Again, there are a number of things to consider when choosing cereals. Salt levels, sugar levels are key, but also the type of cereal grains used. Many cereals, such as Wheetabix, Shredded Wheat and Oatibix sell themselves on being wholegrain cereals made with more nutritious whole grains. When you check the labels of these products, then there is generally less than half a teaspoon of ‘sugars’ in a serving or per 100g which is a positive sign.
Remember that the ‘Of which sugars’ part of the nutritional information that is key. 4 grams of ‘sugars’ is equivalent to 1 teaspoon of sugar.
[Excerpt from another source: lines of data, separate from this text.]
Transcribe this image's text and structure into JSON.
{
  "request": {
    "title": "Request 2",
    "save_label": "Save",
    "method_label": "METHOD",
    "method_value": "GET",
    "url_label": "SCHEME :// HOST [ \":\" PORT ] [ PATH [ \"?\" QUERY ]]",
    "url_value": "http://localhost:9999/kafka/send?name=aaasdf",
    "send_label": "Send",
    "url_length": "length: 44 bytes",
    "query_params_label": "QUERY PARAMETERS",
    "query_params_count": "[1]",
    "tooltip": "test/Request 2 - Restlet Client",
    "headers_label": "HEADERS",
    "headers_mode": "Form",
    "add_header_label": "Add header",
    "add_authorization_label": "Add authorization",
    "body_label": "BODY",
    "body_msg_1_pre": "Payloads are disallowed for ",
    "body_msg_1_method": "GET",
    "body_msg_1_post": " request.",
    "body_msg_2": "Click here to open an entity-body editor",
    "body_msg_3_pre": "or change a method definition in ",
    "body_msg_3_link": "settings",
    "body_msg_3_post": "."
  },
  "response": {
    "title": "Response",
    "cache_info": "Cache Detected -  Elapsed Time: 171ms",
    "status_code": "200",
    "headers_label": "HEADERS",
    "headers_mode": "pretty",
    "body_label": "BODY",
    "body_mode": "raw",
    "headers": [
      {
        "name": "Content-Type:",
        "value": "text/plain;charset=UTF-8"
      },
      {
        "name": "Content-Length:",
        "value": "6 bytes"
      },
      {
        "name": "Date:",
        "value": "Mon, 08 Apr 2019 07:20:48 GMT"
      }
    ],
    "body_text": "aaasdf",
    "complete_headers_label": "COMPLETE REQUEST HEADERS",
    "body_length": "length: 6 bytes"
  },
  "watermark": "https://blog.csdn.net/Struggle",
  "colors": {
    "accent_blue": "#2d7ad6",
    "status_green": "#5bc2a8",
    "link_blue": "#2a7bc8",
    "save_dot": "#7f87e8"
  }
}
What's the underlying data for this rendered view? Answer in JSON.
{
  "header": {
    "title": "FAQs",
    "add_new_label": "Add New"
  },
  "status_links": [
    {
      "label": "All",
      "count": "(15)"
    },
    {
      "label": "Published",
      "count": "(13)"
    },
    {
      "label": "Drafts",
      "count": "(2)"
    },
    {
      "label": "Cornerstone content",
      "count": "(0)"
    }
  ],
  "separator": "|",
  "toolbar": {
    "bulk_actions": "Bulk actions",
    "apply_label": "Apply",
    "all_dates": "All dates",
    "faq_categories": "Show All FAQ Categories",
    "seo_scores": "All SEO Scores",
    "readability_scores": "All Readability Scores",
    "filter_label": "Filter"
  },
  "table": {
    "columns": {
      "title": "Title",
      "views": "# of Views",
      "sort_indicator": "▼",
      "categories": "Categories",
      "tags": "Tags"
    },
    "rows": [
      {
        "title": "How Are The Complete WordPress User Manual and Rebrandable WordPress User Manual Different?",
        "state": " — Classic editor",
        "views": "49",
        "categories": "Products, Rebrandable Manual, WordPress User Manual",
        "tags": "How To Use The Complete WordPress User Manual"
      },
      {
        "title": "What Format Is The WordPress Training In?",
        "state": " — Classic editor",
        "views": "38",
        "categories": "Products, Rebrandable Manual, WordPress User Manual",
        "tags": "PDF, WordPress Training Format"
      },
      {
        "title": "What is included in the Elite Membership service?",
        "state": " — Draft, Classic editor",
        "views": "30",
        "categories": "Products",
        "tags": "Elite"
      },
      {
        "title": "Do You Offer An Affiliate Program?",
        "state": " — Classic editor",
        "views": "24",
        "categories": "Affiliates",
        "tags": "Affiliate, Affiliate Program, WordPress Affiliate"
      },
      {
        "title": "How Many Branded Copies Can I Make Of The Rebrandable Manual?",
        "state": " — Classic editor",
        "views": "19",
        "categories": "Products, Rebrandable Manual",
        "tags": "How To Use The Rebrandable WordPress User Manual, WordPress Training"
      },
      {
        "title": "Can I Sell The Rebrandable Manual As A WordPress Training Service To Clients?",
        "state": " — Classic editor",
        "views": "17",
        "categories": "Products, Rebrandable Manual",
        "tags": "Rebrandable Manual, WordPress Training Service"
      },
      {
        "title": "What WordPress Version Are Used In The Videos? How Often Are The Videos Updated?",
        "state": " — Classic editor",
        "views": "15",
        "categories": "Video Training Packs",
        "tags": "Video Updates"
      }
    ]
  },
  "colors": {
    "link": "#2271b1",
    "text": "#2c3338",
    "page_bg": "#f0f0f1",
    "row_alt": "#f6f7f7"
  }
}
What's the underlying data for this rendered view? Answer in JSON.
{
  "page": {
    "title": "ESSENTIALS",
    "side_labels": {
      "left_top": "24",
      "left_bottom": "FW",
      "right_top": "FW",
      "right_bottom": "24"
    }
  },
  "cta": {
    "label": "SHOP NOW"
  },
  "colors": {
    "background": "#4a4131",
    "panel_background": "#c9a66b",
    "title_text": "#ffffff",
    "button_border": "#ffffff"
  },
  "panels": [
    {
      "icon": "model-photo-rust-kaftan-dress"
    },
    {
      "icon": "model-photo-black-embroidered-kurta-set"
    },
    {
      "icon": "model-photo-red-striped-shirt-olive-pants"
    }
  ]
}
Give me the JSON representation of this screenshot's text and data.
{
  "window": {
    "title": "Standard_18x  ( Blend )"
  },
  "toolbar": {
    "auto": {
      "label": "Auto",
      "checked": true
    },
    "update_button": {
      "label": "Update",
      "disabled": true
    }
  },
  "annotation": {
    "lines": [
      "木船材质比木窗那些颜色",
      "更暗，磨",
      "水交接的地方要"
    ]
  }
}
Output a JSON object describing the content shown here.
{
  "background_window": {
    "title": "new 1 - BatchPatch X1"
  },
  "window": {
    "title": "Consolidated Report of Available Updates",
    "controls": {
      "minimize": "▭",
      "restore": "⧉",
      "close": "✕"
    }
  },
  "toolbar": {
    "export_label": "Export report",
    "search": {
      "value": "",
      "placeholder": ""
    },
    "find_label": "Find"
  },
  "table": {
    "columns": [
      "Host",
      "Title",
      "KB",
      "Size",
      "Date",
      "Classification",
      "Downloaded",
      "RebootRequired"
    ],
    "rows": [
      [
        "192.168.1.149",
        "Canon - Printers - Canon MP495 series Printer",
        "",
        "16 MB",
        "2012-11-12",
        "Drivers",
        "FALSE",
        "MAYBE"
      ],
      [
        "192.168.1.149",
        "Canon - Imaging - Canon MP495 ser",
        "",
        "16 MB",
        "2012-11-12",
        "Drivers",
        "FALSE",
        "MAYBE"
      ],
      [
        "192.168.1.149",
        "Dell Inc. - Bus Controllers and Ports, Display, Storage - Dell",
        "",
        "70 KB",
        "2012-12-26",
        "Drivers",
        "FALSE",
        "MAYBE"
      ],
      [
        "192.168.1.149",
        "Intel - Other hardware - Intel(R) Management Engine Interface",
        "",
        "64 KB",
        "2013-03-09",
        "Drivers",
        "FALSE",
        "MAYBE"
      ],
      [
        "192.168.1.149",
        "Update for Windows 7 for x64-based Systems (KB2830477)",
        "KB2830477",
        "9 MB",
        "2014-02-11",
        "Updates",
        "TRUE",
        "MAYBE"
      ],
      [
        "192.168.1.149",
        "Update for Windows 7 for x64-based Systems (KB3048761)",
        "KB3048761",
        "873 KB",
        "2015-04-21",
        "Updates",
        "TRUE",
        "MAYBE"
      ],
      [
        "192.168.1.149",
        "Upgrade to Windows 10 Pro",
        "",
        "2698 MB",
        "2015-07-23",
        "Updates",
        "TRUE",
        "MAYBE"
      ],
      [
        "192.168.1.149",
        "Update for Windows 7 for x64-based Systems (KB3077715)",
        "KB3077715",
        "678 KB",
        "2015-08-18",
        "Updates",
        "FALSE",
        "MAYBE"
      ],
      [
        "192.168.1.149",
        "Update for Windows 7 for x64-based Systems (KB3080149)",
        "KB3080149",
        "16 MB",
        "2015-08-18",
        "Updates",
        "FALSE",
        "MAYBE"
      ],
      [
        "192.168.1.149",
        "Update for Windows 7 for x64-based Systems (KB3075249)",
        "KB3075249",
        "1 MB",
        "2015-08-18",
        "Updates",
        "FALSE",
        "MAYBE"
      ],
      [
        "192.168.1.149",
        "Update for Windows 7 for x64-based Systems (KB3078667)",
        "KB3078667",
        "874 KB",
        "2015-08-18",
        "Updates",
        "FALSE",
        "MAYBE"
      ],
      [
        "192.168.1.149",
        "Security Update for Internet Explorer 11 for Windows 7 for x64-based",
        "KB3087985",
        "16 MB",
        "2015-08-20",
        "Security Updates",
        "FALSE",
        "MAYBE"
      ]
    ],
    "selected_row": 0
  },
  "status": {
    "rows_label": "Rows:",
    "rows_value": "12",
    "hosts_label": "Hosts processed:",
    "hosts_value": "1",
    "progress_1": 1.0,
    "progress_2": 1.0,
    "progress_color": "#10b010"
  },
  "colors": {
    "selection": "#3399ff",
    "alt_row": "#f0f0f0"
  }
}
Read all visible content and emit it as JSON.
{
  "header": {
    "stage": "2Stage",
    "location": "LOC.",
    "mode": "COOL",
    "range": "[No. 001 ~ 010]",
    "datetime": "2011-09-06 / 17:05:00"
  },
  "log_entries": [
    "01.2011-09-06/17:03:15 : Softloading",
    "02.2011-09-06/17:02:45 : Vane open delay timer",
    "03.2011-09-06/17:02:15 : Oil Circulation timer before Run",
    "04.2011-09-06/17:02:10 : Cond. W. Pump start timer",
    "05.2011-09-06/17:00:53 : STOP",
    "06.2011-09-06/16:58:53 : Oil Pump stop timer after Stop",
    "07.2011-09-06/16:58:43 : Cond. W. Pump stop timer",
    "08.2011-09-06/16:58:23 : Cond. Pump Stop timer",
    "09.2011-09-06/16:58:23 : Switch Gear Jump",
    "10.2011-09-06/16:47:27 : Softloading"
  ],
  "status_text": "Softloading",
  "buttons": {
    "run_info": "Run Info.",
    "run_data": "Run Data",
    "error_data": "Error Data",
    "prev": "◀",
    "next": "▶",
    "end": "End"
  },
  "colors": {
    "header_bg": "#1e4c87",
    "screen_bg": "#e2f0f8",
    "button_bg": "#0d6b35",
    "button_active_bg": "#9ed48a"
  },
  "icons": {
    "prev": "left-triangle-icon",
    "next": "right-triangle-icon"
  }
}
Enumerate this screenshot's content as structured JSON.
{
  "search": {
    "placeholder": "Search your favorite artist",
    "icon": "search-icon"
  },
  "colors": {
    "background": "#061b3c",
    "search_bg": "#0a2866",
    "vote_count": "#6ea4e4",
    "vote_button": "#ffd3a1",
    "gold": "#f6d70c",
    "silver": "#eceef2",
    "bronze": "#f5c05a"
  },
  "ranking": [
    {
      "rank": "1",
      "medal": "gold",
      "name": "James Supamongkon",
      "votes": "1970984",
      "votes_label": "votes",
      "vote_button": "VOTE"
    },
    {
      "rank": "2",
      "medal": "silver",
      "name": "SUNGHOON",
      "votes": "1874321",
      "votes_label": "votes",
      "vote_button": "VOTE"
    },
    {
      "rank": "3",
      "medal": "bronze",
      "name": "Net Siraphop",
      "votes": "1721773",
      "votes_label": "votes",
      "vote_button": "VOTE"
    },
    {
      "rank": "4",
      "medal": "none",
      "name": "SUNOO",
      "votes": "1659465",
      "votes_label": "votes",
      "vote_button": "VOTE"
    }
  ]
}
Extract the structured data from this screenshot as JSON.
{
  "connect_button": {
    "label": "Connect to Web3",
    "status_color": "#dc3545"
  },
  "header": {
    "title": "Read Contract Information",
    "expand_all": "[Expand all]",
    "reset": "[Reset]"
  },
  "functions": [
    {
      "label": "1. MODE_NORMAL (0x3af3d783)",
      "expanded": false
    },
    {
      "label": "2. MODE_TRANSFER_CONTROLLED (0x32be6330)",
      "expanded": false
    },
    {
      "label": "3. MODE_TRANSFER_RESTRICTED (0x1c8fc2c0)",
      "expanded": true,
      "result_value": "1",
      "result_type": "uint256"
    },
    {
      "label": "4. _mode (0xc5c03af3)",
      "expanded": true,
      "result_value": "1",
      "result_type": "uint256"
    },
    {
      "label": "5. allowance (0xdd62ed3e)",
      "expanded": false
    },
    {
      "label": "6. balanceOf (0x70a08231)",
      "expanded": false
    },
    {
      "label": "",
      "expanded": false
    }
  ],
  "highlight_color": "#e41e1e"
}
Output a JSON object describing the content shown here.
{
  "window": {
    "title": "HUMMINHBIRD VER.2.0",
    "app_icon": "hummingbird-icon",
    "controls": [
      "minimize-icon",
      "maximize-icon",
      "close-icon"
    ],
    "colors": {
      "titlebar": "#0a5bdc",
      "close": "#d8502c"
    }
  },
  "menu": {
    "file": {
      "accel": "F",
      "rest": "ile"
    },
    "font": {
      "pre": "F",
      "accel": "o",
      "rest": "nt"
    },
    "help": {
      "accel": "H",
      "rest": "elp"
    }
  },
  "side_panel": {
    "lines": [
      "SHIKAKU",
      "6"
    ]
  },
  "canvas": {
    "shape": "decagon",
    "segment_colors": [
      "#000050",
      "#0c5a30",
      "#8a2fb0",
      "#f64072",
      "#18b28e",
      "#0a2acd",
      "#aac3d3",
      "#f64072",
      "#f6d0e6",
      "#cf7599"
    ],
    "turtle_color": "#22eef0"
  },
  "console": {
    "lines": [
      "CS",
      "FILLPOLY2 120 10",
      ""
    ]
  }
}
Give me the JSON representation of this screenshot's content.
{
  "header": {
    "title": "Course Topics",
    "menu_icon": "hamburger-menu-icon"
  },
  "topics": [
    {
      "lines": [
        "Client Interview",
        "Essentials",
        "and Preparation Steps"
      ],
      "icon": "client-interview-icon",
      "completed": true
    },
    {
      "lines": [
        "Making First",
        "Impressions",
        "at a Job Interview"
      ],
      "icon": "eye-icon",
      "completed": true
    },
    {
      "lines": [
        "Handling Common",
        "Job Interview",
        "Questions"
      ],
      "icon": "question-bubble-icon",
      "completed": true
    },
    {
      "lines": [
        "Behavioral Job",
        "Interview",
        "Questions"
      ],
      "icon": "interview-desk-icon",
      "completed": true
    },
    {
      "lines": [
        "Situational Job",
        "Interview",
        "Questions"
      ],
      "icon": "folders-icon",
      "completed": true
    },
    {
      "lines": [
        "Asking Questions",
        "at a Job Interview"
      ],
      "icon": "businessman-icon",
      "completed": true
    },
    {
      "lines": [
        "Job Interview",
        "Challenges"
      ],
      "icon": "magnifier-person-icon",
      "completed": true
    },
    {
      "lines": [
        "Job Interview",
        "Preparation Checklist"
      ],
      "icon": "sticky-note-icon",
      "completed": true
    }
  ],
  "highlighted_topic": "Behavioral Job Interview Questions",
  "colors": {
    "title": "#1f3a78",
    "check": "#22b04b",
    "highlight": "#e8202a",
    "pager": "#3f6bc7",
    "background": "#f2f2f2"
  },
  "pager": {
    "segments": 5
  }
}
How many grams of ‘sugars’ we should have a day is a controversial issue but the general guideline is about 40g.
The surprisingly high cereals (i.e. those marketed as ‘healthy’) were Dorset High Fibre Muesli, Bran flakes, Just Right and Kellogs Special K with Berries averaged 5 ½ – 7 teaspoons per 100 grams The products I found with the highest amount of sugars were Kellogs Crunchie Nut Cornflakes, Coco pops and Frosties that averaged 9 teaspoons of sugar per 100 grams. With these products a child is getting half their daily sugar allowance by 9am in the morning!!
Oats are a great cheat for healthy eating – use them instead of flour for a more fibre and nutrient rich alternative.
- 2 punnets of raspberries
- 4 oz rolled oats
- 2 tablespoons almonds (crushed)
- 1 tablespoon of sunflower
- 2 tablespoons of extra virgin olive oil
- 1 teaspoon of honey or maple syrup
- Small pie dish
- Life long health begins with one recipe but continues with a programme. Click HERE for more.
- Place the raspberries at the bottom of the pie dish.
- Place all of the topping ingredients into a bowl and mix well with a spoon.
- Pour the crumble mixture on top.
- Place in a medium oven (about 180 oc) for 20 mins.
- Serve with some Greek style natural yogurt.